São Lázaro, a biblioteca da monarquia que ainda faz ponte de culturas
Neste espaço histórico de Lisboa começou também a funcionar recentemente a Biblioteca do Médio Oriente e Norte de África.
LISBOA É em Arroios, a freguesia da capital onde residem e trabalham pessoas de mais nacionalidades, que se situa a biblioteca pública mais antiga da cidade. Nasceu em plena monarquia, quando os ideais republicanos já emergiam, e agora quer assumir-se como um centro de encontro de culturas de várias latitudes.

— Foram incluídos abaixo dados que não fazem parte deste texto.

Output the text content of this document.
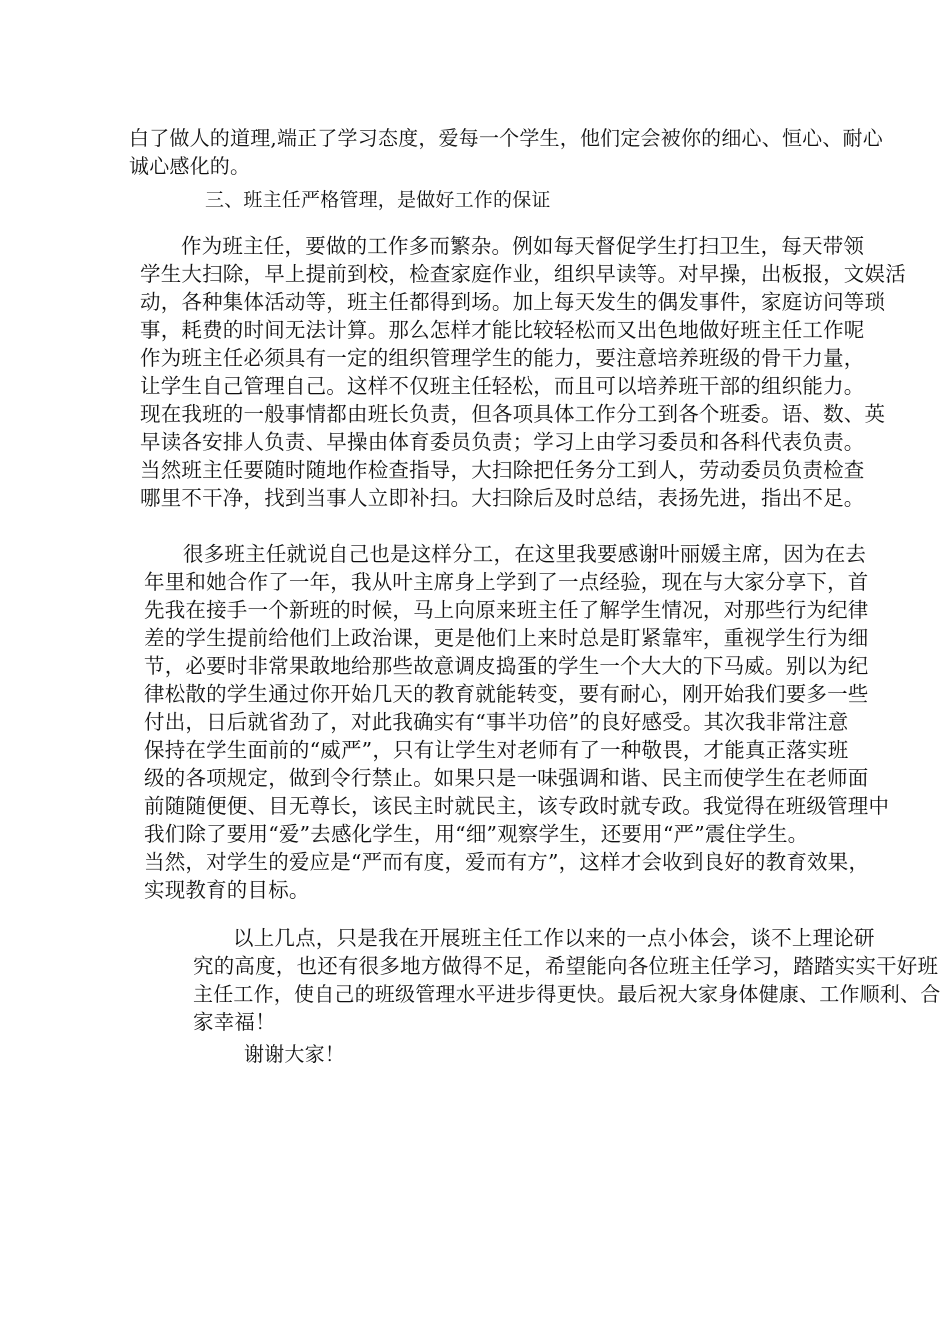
白了做人的道理,端正了学习态度，爱每一个学生，他们定会被你的细心、恒心、耐心

诚心感化的。

三、班主任严格管理，是做好工作的保证

作为班主任，要做的工作多而繁杂。例如每天督促学生打扫卫生，每天带领

学生大扫除，早上提前到校，检查家庭作业，组织早读等。对早操，出板报，文娱活

动，各种集体活动等，班主任都得到场。加上每天发生的偶发事件，家庭访问等琐

事，耗费的时间无法计算。那么怎样才能比较轻松而又出色地做好班主任工作呢

作为班主任必须具有一定的组织管理学生的能力，要注意培养班级的骨干力量，

让学生自己管理自己。这样不仅班主任轻松，而且可以培养班干部的组织能力。

现在我班的一般事情都由班长负责，但各项具体工作分工到各个班委。语、数、英

早读各安排人负责、早操由体育委员负责；学习上由学习委员和各科代表负责。

当然班主任要随时随地作检查指导，大扫除把任务分工到人，劳动委员负责检查

哪里不干净，找到当事人立即补扫。大扫除后及时总结，表扬先进，指出不足。

很多班主任就说自己也是这样分工，在这里我要感谢叶丽媛主席，因为在去

年里和她合作了一年，我从叶主席身上学到了一点经验，现在与大家分享下，首

先我在接手一个新班的时候，马上向原来班主任了解学生情况，对那些行为纪律

差的学生提前给他们上政治课，更是他们上来时总是盯紧靠牢，重视学生行为细

节，必要时非常果敢地给那些故意调皮捣蛋的学生一个大大的下马威。别以为纪

律松散的学生通过你开始几天的教育就能转变，要有耐心，刚开始我们要多一些

付出，日后就省劲了，对此我确实有“事半功倍”的良好感受。其次我非常注意

保持在学生面前的“威严”，只有让学生对老师有了一种敬畏，才能真正落实班

级的各项规定，做到令行禁止。如果只是一味强调和谐、民主而使学生在老师面

前随随便便、目无尊长，该民主时就民主，该专政时就专政。我觉得在班级管理中

我们除了要用“爱”去感化学生，用“细”观察学生，还要用“严”震住学生。

当然，对学生的爱应是“严而有度，爱而有方”，这样才会收到良好的教育效果，

实现教育的目标。

以上几点，只是我在开展班主任工作以来的一点小体会，谈不上理论研

究的高度，也还有很多地方做得不足，希望能向各位班主任学习，踏踏实实干好班

主任工作，使自己的班级管理水平进步得更快。最后祝大家身体健康、工作顺利、合

家幸福！

谢谢大家！
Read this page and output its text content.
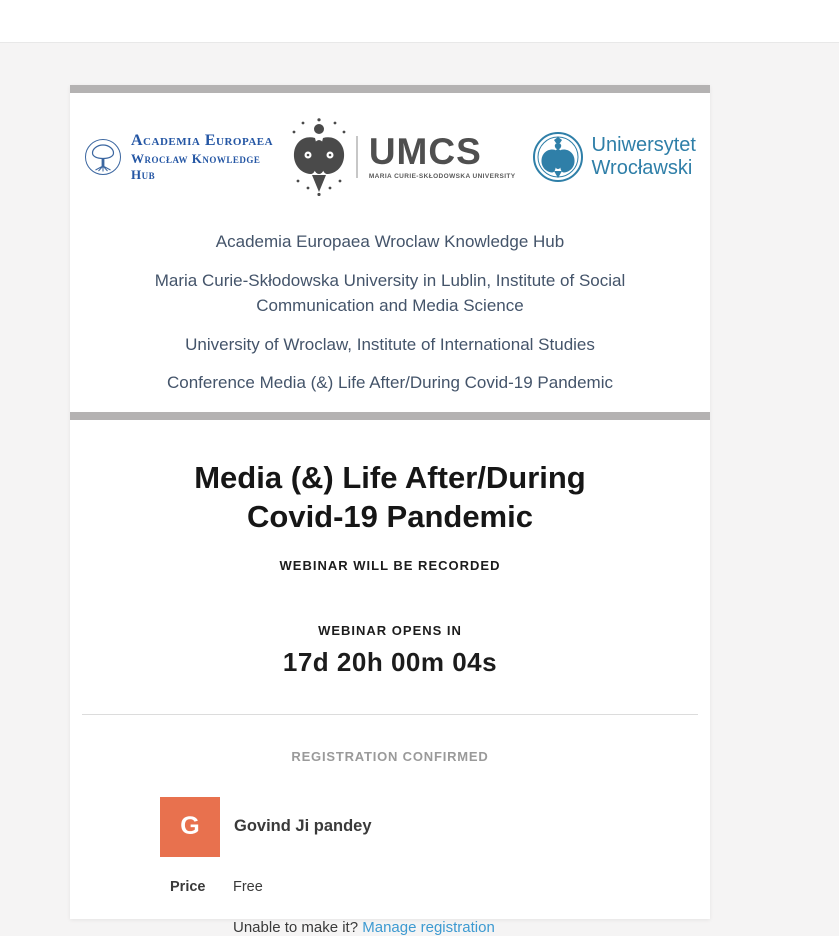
Academia Europaea
Wrocław Knowledge Hub
UMCS
MARIA CURIE-SKŁODOWSKA UNIVERSITY
Uniwersytet
Wrocławski

Academia Europaea Wroclaw Knowledge Hub

Maria Curie-Skłodowska University in Lublin, Institute of Social Communication and Media Science

University of Wroclaw, Institute of International Studies

Conference Media (&) Life After/During Covid-19 Pandemic

Media (&) Life After/During
Covid-19 Pandemic
WEBINAR WILL BE RECORDED
WEBINAR OPENS IN
17d 20h 00m 04s
REGISTRATION CONFIRMED
G Govind Ji pandey
Price Free
Unable to make it? Manage registration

Asala hexagonal forrada a madeira, com um varandim interior ao qual se tem acesso por umas escadas em caracol, é o ex-líbris da Biblioteca de São Lázaro, em Lisboa. Mas este espaço é e quer ser mais do que uma sala bonita onde se vai, se fica maravilhado e raras vezes se volta. “Uma biblioteca não pode ser só um acervo de livros, não pode ser só um depósito de livros. Ela tem de ter uma dinâmica cultural que faça as pessoas mexerem-se intelectualmente e entrarem no ambiente do dia que estamos a viver”, defende António Serzedelo, vogal da Junta de Freguesia de Arroios com o pelouro da cultura.
É nesta freguesia de Lisboa, a mais multicultural da capital – com habitantes de 92 nacionalidades –, que fica esta que é a biblioteca pública mais antiga de Lisboa. “Estamos a falar de uma biblioteca que foi fundada em 1883, numa era monárquica, embora as ideias que a fizeram movimentar-se fossem duas ideias que começavam a estar presentes na sociedade portuguesa, particularmente depois da entrada do liberalismo em Portugal: as ideias republicanas e as ideias da maçonaria”, lembra Serzedelo, antigo jornalista e professor de História Clássica, que agora, “idoso ativo”, aos 76 anos, está de volta à universidade para estudar Ciência das Religiões. “As ideias maçónicas e as ideias republicanas são ideias humanistas e pela igualdade e pela cultura. São três pilares destas duas ideologias. Portanto, facilmente se casaram para fazer esta biblioteca, que seria para dar cultura ao povo, que estava completamente arredado dela”, diz.
Numa época em que a monarquia tremia, queria-se “chegar o mais possível a todos, para todos poderem aderir a essas ideias republicanas de igualdade, solidariedade, fraternidade, que eram as ideias da Revolução Francesa”. As bibliotecas de então eram privadas, das ordens religiosas, da aristocracia, da monarquia, e “só lá entrava quem eles convidavam e permitiam”. “Não havia a possibilidade do homem comum, do povo, do burguês, chegar lá”, afirma.
Foi José Elias Garcia, republicano e membro da maçonaria, que teve o pelouro da instrução municipal em Lisboa, quem impulsionou a construção desta biblioteca. Uma missão que só foi concluída anos mais tarde, quando já era Teófilo Ferreira a ocupar esse cargo. Dizem os documentos da época que nos primeiros nove dias de funcionamento, ainda numa outra localização, a biblioteca forneceu 119 volumes para leitura e que o vereador já pedia mais um funcionário e outra sala para dar vazão ao movimento que ali havia.
Um mundo corrido a livros
Agora, paredes meias com a Escola Básica n.º 1 de Lisboa, a biblioteca tem, além da tal sala hexagonal que nos transporta para os filmes fantásticos ao jeito de Harry Potter, outros espaços para receber quem ali vai. A sala infantil é uma das mais concorridas com uma grande variedade de títulos para os mais novos “brincarem aos livros, brincarem com os livros, lerem os livros”.
Por estas salas e estantes há livros sobre a história de Lisboa, os costumes da vida privada, moda e vestuário, memórias e diários privados. Mas também obras de filosofia, psicologia ou antropologia ou sobre ambiente, feminismo, racismo e o
universo LGBTI. E mais recentemente um departamento que é um reflexo da multiculturalidade da freguesia: a Biblioteca do Médio Oriente e Norte de África, uma secção que, segundo a sua mentora e coordenadora, Maria João Tomás, “quer fazer a ligação entre Portugal e estes mundos. Os embaixadores vieram cá, eu diria mesmo quase que em fila indiana, para trazer os livros dos países deles”, orgulha-se Serzedelo. Foram umas quatro caixas, para cima de 300 obras, a maioria em árabe, mas também traduções para português, livros bilingues. A juntar às iniciativas que têm vindo a decorrer, preparam-se outras, para nos dar a conhecer novos mundos e sabores, como os workshops de culinária com refugiadas da Síria e do Iraque, “com receitas milenares, que não estão escritas em lado nenhum”, salienta Maria João Tomás.